Florida Lawmaker Takes Aim At Health Care Titles
A Republican lawmaker wants to crack down on the titles that health care providers use when they identify themselves to the public.
Rep. Ralph Massullo, a dermatologist from Lecanto, has filed a bill for the 2020 legislative session that would change state law and allow health-care licensing boards to take disciplinary action against providers who are not physicians but use monikers that could imply they are, such as “anesthesiologist.”
The bill (HB 309) comes on the heels of a unanimous decision by the Florida Board of Nursing in August to allow John McDonough, an advanced practice registered nurse, to identify himself as a “nurse anesthesiologist” without facing repercussions.
The News Service of Florida obtained a copy of the Board of Nursing’s Sept. 13 final order, which notes that nothing in law indicates that the term anesthesiologist is “protected and requires licensure from either of the two medical boards,” referring to the Board of Medicine and the Board of Osteopathic Medicine.
Massullo’s bill, however, would amend health-care professional licensure laws to define anesthesiologists as allopathic or osteopathic physicians who have completed anesthesiology training programs.

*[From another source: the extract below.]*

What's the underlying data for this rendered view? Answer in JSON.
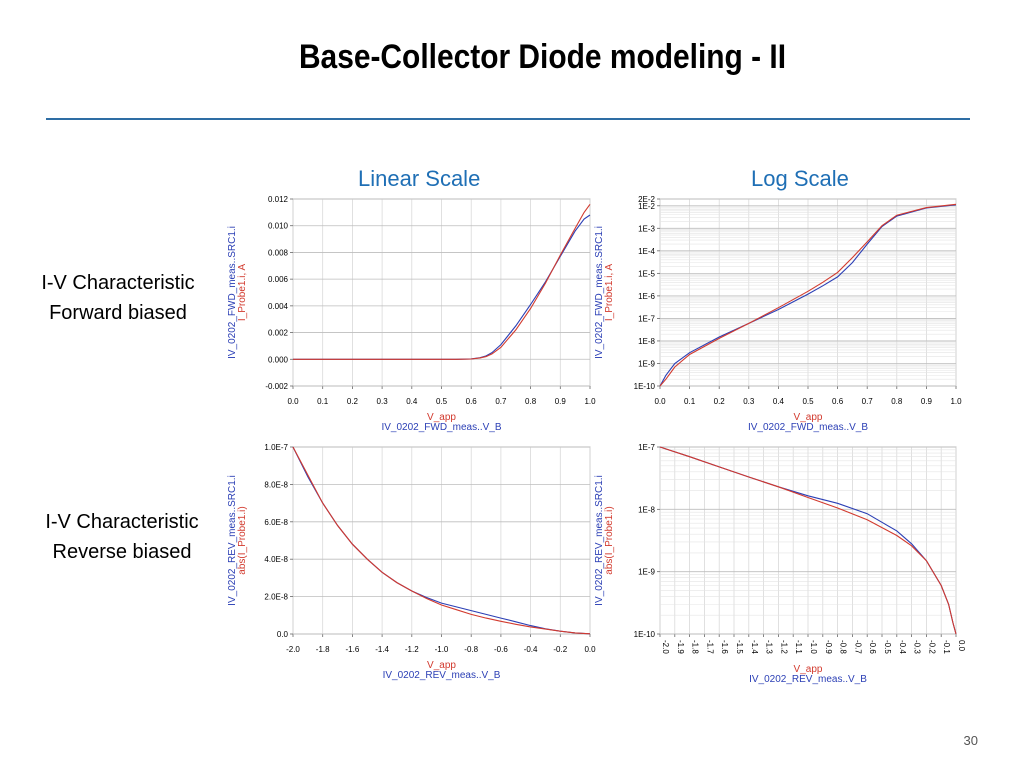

McDonough told the News Service in August that he is moving, in part, to describe himself as a nurse anesthesiologist as a reaction to anesthesiologist assistants using the term “anesthetists,” which he contends has long been associated with advanced practice nurses who specialize in the administration of anesthesia. The American Academy of Anesthesiologist Assistants refers to its providers as “anesthetists” in its 2019 mission statement.
McDonough noted that anesthesiologist assistants must work under the direct supervision of anesthesiologists, while certified registered nurse anesthetists, like him, are only required to work under the direct supervision of doctors.
Moreover, McDonough said dentists, who are not medical doctors, have been identifying themselves as dental anesthesiologists. Even some anesthesiologists, he said, now identify themselves as physician anesthesiologists.
In a time when providers are trying to distinguish their identity, he said, it “doesn’t make any sense” not to identify his profession as “nurse anesthesiologists.”
While the final order from the Board of Nursing would only apply to McDonough, who also is a professor and director of the nurse anesthesiology program at the University of North Florida, other certified registered nurse anesthetists will follow suit, said Jacksonville health-care attorney Chris Nuland.
Nuland represents the Florida Society of Anesthesiologists, which tried to speak against McDonough’s request at the August Board of Nursing meeting but was denied standing.
Nuland said in a statement to the News Service that the anesthesiologist group is considering its legal options.
“But HB 309 is certainly a legislative response to the McDonough decision. It is imperative that patients have confidence in and understand the credentials of their health care providers,” Nuland said.
In addition to banning them from using the term anesthesiologist, the bill also would make clear that non-physicians are not allowed to identify themselves as a physician, surgeon, medical doctor, doctor of osteopathy, M.D, cardiologist, dermatologist, endocrinologist, and many other doctor monikers. The bill also would amend the law to make clear non-physicians are banned from using “any other words, letters, abbreviations, or insignia indicating or implying” that they are licensed allopathic or osteopathic physicians.